Pada modul ini kita akan membahas cryptographi hash function secara permukaannya saja. Karena untuk memahami hash secara mendalam, adalah topik matematika.

Tujuan dari hash function adalah, apapun ukuran data input, akan menghasilkan ukuran output data yang fix. Output tersebut disebut hash. Dan setiap hash harus unik.

Fungsi Hash juga harus mampu menghasilkan hash yang sama, jika diberi input yang sama. Dan akan menghasilkan hash yang jauh berbeda, jika diberi input yang mirip. Hal ini untuk mencegah proses decrypting.

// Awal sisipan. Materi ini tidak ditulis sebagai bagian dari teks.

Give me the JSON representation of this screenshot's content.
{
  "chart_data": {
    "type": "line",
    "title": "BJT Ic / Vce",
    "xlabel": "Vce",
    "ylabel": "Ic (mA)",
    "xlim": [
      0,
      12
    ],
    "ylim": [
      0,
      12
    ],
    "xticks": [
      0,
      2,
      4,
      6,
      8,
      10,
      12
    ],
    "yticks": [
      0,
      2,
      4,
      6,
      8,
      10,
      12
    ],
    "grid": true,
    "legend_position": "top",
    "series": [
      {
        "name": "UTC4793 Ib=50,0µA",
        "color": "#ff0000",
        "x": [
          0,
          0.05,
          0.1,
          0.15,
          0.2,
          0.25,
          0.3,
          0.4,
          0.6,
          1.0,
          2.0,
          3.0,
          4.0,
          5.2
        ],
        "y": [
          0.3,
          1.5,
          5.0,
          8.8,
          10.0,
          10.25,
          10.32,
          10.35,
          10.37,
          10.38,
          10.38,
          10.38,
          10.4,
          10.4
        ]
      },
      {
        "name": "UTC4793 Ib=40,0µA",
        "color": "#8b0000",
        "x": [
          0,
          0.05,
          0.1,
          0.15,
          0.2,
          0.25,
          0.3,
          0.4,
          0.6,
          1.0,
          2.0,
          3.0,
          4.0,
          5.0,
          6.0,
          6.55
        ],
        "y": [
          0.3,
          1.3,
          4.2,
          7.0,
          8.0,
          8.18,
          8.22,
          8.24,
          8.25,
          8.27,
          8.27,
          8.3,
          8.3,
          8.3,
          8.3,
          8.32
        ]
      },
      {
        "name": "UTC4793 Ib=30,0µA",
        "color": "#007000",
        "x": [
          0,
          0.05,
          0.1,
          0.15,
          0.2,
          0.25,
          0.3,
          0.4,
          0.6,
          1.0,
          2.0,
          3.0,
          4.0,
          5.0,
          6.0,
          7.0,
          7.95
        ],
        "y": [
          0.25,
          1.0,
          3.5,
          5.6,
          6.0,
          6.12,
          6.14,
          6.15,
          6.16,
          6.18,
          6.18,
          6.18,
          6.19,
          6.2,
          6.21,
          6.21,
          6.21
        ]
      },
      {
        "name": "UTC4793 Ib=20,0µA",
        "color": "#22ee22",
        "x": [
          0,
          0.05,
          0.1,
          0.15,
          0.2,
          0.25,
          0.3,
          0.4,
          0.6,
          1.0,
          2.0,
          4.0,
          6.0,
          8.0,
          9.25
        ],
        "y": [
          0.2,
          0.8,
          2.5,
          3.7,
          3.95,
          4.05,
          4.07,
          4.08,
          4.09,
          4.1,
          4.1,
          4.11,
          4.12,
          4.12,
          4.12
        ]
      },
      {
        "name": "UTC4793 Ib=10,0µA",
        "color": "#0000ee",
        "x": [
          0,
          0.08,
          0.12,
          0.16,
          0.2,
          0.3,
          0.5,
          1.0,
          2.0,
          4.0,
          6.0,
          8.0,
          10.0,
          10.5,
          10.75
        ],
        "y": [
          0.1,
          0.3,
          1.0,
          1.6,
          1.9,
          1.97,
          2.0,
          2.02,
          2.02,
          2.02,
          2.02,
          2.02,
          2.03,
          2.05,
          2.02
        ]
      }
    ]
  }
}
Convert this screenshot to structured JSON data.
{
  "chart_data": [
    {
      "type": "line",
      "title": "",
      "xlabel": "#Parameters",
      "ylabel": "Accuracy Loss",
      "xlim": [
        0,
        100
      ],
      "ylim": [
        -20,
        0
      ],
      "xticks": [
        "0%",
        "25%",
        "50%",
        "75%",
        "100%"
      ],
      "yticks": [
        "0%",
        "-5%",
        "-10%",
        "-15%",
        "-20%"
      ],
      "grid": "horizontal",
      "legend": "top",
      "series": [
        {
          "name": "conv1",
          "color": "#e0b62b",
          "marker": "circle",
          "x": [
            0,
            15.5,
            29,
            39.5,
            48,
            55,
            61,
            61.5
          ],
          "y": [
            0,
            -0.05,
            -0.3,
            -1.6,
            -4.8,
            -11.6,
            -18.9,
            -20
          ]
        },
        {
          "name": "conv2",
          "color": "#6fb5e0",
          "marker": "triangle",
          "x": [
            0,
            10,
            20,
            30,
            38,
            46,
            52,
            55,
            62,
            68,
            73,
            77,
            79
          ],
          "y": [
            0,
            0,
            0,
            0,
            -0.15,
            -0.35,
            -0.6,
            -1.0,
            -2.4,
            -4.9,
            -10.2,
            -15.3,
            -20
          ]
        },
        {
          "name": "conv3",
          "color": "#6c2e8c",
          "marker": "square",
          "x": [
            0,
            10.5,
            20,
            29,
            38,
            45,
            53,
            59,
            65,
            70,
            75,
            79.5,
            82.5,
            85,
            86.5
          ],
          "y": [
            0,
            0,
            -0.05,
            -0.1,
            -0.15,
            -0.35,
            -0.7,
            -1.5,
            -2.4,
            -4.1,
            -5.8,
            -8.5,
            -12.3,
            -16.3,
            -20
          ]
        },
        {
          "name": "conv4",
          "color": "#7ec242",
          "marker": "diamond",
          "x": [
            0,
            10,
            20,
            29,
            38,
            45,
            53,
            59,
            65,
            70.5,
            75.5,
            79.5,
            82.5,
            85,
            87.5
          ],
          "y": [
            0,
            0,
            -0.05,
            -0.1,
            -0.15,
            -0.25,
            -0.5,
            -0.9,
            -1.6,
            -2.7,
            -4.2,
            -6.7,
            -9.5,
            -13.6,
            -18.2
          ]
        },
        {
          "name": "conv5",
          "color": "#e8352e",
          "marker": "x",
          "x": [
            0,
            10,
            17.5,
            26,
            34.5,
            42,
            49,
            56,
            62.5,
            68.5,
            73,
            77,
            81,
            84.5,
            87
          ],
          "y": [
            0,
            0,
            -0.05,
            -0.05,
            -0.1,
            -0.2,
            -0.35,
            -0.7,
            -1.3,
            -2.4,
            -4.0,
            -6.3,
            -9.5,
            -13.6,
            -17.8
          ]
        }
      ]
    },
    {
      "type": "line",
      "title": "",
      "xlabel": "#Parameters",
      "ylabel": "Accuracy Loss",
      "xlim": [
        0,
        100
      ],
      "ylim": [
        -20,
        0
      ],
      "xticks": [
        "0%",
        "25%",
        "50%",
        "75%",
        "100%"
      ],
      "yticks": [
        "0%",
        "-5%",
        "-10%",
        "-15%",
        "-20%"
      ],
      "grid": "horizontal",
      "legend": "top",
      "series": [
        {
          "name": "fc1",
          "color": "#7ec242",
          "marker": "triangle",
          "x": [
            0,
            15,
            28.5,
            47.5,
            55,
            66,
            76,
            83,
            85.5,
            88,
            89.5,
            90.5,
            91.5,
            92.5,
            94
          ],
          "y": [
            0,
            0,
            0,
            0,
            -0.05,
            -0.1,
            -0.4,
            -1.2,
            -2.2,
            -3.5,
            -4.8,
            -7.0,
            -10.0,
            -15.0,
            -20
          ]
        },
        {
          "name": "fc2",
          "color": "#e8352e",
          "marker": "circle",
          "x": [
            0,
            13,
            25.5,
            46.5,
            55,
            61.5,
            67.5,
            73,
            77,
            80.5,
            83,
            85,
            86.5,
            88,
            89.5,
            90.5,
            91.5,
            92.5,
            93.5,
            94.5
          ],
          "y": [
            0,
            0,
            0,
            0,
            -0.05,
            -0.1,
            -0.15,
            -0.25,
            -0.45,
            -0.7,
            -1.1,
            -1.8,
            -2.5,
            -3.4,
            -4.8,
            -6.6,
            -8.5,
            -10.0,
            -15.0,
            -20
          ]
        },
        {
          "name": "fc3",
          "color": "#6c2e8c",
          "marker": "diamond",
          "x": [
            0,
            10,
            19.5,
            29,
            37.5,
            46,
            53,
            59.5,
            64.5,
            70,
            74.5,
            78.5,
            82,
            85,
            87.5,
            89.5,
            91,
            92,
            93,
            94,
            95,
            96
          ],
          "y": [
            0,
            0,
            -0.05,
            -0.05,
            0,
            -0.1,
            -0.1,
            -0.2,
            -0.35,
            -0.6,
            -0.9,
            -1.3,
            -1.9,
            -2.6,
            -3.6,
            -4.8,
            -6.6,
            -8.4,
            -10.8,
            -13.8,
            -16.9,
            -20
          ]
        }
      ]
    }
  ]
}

Berikut properties yang wajib dimiliki hash function:

  • Deterministic, input yang sama akan menghasilkan output yang sama.
  • Fast, cepat dalam melakukan hashing. Hashing 1 Byte vs 1 GigaByte tidak ada perbedaan waktu yang significant.
  • Ireversible, hasil hashing tidak bisa dikembalikan menjadi data input.
  • Perbedaan kecil dari input data, akan menghasilkan hash yang sangat berbeda.
  • Hasil hash Unik. Tidak ada 2 input data yang akan menghasilkan hash yang sama.

Aplikasi dari hash function

Untuk verifikasi integritas data, contoh biasanya saat download suatu file di internet, penyedia file akan memberikan nilai hash mereka, kita bisa bandingkan dengan menghitung hash dari file yang didownload dengan hash dari penyedia file untuk memastikan file yang sama yang kita download.

Penyimpanan password dalam bentuk hash, jika sampai database di hack, data yang dicuri adalah password dalam bentuk hash, tidak bisa digunakan oleh pencuri data.

Pada konsensus Proof of Work, dengan hashing, partisipan sulit untuk mencari hash valid block, tetapi mudah untuk melakukan verifikasi.